Updated: Oct 26, 2018
I love risotto! If I see it on a menu I will almost always make that my meal. I have always been afraid to try making it because I know it's very labor intensive. I overcame my fear and I'm so glad I did, because this recipe is amazing! This does take about 30-45 minutes to make because you have to slowly add in the broth and stir so much, but it is well worth the wait!
Serves 2 as a meal
4 cups of vegetable broth
1 head of broccoli
1 cup of mushrooms
1 bunch of shallots
1 cup of arborio rice
1/4 dry white wine
4 tbsp of olive oil
4 tbsp of Victoria vegan Alfredo sauce
In a medium sauce pan pour in the 4 cups of vegetable broth and warm it. You want it to be hot but not yet simmering. In a deap pan add in three tbsp of olive oil. Chop up the head of broccoli and then add them to the pan with olive oil. Add in the mushrooms and cook until tender. Put into a separate bowl and put in the microwave to stay warm.

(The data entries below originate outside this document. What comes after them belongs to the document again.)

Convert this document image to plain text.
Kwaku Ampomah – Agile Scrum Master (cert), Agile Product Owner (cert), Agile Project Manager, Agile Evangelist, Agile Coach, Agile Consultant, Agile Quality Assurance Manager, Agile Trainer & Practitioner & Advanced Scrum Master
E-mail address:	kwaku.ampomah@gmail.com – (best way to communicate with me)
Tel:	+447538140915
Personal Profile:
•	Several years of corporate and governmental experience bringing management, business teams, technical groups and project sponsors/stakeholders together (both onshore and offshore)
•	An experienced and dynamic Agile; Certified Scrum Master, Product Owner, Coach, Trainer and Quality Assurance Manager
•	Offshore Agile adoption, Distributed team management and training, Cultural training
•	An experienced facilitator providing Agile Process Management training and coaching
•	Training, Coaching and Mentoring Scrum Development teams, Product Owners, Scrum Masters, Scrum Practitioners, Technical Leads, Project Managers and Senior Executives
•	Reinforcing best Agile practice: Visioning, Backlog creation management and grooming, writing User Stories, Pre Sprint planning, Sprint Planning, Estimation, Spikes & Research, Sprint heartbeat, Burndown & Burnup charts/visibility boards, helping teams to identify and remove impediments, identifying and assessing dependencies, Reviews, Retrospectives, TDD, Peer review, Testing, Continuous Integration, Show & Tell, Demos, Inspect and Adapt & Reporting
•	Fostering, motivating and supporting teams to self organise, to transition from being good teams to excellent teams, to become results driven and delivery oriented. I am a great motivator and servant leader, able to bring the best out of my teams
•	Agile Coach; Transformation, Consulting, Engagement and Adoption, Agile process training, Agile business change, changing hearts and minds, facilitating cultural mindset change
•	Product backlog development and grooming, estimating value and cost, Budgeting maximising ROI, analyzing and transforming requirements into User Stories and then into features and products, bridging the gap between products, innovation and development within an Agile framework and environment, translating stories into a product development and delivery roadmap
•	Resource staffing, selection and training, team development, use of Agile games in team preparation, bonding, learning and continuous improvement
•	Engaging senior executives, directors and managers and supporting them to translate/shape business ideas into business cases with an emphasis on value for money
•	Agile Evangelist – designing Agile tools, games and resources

In the same pan you used for your veggies add in chopped shallots and one tbsp of olive oil. Cook the shallots until they are a deep green and very fragrant. Then add the arborio rice to the pan with the shallots. Coat the arborio rice with the olive oil and cook for 30 seconds. Then add in 1/4 cup of dry white wine and cook for about 1 minute.
Turn the heat down to where the liquid will only simmer and add in 1/2 cup of broth. Stir the rice until all of the liquid is absorbed and then add another 1/2 cup of broth. Do not stop stirring! Make sure all of the broth is absorbed before adding more so the rice doesn't become sticky. Do this until all of the broth is gone.
Once all of the broth is absorbed add in 1 tbsp of the vegan alfredo sauce at a time. Turn the heat off and slowly stir the sauce in but do not wait for it to be absorbed. Take your broccoli and mushroom mix out of the microwave and add it to the pan. Slowly stir in the vegetables until they are coated with the sauce.
You can add in salt and pepper if you like (I do).